Satellite observations show sea levels rising - duncan_bayne
https://edition.cnn.com/2018/02/12/world/sea-level-rise-accelerating
======
nanis
The paper:
[http://www.pnas.org/content/early/2018/02/06/1717312115](http://www.pnas.org/content/early/2018/02/06/1717312115)

TOPEX corrections:
[http://onlinelibrary.wiley.com/doi/10.1002/2017JC013090/full](http://onlinelibrary.wiley.com/doi/10.1002/2017JC013090/full)

25 years might be too short.

------
duncan_bayne
This is significant because:

"... scientists now have observed evidence validating climate model
projections, as well as providing policy-makers with a "data-driven assessment
of sea level change that does not depend on the climate models ..."

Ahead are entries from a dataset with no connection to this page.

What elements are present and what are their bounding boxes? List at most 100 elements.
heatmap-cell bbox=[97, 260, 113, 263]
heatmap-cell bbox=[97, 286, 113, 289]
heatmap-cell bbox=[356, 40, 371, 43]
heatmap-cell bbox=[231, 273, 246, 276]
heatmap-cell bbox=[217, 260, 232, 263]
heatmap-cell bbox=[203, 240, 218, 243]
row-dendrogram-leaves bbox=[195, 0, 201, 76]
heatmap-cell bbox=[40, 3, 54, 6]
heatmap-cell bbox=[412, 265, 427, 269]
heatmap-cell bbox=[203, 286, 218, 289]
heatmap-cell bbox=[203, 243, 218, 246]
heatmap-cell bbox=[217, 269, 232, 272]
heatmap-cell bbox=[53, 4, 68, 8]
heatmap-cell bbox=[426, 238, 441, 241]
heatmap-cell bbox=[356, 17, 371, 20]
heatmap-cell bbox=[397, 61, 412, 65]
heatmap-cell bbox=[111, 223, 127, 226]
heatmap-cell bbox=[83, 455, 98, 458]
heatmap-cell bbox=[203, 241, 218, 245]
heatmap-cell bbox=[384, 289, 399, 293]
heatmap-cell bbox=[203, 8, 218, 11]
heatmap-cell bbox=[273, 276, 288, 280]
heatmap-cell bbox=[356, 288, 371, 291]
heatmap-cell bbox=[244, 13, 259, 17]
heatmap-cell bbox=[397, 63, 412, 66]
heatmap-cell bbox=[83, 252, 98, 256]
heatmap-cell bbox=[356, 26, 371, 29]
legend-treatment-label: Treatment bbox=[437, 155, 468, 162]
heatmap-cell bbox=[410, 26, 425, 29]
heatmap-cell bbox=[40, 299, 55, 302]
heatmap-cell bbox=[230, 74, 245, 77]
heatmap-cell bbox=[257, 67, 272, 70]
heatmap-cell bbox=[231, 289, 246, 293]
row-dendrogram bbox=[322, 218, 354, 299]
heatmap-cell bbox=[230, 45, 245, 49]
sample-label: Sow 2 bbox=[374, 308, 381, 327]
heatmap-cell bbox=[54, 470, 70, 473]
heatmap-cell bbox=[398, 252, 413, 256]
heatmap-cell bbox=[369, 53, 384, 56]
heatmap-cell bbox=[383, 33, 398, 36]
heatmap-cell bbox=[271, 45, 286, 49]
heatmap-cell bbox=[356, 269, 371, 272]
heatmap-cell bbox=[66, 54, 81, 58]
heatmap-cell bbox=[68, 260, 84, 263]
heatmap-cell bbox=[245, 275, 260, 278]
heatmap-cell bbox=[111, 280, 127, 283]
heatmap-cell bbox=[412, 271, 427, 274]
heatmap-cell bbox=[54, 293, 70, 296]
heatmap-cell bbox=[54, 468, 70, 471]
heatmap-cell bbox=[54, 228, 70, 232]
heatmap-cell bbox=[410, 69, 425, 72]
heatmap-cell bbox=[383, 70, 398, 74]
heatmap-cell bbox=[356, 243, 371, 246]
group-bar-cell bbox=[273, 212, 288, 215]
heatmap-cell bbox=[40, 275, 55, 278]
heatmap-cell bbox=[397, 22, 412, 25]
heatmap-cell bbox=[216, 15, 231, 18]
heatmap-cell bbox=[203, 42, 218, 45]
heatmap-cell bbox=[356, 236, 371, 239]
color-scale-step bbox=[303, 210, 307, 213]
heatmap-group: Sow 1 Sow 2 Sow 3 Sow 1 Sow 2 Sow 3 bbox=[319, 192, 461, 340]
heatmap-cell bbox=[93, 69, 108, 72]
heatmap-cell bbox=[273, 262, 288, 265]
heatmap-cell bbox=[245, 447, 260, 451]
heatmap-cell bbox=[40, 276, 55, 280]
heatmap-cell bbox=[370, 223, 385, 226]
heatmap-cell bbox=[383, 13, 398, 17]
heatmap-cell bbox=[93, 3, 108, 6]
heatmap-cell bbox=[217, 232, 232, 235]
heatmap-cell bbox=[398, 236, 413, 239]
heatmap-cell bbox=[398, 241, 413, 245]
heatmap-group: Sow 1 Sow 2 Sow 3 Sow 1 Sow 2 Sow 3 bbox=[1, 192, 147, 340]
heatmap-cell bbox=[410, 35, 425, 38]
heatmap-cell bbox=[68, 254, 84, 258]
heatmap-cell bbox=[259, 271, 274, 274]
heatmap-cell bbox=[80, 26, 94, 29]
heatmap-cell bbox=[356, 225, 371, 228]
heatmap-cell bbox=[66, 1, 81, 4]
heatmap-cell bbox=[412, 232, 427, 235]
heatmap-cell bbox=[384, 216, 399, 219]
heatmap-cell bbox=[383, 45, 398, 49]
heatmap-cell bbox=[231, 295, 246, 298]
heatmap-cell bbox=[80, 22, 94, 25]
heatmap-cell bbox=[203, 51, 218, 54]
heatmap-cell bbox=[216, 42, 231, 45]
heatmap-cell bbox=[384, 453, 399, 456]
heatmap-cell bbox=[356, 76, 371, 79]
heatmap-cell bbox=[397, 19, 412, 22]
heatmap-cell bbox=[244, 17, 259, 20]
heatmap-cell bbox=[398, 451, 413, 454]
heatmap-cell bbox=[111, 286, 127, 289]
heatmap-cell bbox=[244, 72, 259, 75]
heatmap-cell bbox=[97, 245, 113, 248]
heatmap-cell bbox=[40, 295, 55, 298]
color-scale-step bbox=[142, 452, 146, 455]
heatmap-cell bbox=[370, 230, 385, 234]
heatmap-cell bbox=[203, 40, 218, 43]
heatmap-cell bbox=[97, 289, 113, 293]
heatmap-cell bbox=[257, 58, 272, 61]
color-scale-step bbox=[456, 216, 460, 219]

In other words, this is the validation of the predictive ability of climate
models that skeptical folks like myself have long been demanding.

At least as far as sea level rises go, we finally have a solid basis for cost
- benefit evaluation of emissions control policy.

------
Gravityloss
This study is a linear or at most a power model.

Glacier melting is likely to be extremely nonlinear because of physical
reasons. Once a "cork in the wine bottle" gatekeeper glacier in a narrow sound
in Antarctica or Greenland melts, we can have meters of sea level rise from
that glacier alone. And there are multiple such glaciers.